- Geliyard
- Coordinates: 36°09′03″N 50°50′45″E﻿ / ﻿36.15083°N 50.84583°E
- Country: Iran
- Province: Alborz
- County: Taleqan
- District: Bala Taleqan
- Rural District: Kenar Rud

Population (2016)
- • Total: 172
- Time zone: UTC+3:30 (IRST)

= Geliyard, Alborz =

Village in Alborz province, Iran

Geliyard (گِليَرد) (Note: Also romanized as Gelīyard) is a village in Kenar Rud Rural District of Bala Taleqan District in Taleqan County, Alborz province, Iran.

==Etymology==
The word geliyard or giliyard derives from Gil, the name of an ancient ethnic people in the Medes united confederation, the ancestors of today's Gilaks.

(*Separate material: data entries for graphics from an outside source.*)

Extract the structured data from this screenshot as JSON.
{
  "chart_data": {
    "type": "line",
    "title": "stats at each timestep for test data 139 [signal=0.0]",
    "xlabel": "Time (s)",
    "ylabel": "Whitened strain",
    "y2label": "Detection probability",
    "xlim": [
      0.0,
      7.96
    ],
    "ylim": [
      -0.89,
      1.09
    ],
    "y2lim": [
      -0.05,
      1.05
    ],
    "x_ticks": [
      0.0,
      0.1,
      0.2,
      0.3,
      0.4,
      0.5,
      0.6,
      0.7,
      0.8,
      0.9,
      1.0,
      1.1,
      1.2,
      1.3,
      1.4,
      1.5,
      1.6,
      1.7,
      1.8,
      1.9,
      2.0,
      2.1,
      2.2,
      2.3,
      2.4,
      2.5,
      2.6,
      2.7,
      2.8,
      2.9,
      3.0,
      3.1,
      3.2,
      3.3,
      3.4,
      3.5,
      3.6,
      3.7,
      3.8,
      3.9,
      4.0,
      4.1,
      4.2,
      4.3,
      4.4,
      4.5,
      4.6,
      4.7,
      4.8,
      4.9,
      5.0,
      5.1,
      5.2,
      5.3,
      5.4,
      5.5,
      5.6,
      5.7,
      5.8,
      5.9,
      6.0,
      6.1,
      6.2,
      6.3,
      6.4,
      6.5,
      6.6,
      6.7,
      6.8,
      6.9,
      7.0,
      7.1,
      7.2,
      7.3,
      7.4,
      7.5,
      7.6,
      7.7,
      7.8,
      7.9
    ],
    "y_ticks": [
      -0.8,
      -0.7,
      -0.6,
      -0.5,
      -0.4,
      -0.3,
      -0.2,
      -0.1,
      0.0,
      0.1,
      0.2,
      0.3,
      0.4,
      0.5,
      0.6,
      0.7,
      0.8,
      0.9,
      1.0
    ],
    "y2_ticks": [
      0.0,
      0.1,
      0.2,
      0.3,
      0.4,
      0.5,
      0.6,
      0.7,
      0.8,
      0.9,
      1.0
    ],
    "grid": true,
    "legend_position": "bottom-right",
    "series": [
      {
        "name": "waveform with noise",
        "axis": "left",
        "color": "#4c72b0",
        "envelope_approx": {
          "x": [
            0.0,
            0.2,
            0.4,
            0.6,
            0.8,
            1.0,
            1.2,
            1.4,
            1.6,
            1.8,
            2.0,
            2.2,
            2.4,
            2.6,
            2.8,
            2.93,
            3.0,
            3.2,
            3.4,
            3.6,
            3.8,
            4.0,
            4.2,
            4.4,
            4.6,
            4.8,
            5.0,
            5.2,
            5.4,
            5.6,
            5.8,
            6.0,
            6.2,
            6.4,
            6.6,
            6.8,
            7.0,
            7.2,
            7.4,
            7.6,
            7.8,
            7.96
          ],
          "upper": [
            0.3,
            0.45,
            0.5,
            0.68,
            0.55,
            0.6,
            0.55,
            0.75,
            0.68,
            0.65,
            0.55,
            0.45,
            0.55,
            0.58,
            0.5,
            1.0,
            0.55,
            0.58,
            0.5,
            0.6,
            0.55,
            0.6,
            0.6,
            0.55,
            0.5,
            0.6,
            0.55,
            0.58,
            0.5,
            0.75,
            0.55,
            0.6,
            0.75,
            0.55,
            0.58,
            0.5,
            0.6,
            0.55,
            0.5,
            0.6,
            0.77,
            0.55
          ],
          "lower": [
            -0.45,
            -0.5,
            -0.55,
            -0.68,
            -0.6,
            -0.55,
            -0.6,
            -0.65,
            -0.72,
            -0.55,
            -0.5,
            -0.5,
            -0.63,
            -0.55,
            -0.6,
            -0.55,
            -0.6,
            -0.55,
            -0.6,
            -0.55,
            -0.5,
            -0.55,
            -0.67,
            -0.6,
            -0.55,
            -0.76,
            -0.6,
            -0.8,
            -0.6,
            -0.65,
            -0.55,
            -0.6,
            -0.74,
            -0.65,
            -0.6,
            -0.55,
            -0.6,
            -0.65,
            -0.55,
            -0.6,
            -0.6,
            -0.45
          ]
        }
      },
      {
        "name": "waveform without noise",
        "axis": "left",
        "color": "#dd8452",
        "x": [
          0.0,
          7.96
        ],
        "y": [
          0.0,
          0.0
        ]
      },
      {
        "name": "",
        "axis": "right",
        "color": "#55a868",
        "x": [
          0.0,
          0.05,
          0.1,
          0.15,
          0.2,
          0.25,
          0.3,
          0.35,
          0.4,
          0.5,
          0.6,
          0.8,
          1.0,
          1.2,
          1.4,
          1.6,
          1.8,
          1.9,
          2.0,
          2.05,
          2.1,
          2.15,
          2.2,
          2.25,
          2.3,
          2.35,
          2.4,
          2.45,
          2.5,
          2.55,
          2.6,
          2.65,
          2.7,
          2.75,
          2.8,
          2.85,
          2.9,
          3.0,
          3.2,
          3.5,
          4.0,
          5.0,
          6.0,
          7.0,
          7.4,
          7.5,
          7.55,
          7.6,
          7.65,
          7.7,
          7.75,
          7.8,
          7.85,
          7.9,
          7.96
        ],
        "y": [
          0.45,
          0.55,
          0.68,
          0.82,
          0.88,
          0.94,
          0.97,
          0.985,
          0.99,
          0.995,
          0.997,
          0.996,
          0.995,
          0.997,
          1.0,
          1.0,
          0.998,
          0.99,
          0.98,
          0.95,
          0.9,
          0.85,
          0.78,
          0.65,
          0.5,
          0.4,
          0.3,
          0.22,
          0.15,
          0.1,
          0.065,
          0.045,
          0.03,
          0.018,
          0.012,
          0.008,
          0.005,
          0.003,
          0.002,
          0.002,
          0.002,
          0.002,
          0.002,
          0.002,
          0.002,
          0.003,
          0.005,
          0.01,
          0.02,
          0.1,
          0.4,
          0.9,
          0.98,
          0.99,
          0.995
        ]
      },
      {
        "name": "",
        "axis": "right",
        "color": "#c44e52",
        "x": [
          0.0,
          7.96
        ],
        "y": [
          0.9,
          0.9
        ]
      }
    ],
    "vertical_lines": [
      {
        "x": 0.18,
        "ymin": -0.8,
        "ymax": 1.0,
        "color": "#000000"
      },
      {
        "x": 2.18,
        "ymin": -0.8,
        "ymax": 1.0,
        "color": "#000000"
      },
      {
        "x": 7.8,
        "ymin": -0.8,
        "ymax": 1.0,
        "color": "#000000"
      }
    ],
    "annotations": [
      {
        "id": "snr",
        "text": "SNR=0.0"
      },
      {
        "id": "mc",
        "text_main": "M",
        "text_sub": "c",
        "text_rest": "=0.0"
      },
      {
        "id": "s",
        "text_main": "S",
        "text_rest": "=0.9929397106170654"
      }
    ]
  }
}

The -ard also is the suffix of location, meaning "milieu" or "territory," deriving from the Avestan word ard meaning "land." Hence Geliyard means "the land of the Gil people."

==Demographics==
===Population===
At the time of the 2006 National Census, the village's population was 232 in 42 households, when it was in Bala Taleqan Rural District (Note: Renamed Jovestan Rural District) of the former Taleqan District in Savojbolagh County, Tehran province. In 2008, the district was separated from the county in establishing Taleqan County. The rural district was transferred to the new Bala Taleqan District and renamed Jovestan Rural District. Geliyard was transferred to Kenar Rud Rural District created in the same district. In 2010, the county was separated from the province in the establishment of Alborz province. The 2016 census measured the population of the village as 172 people in 60 households.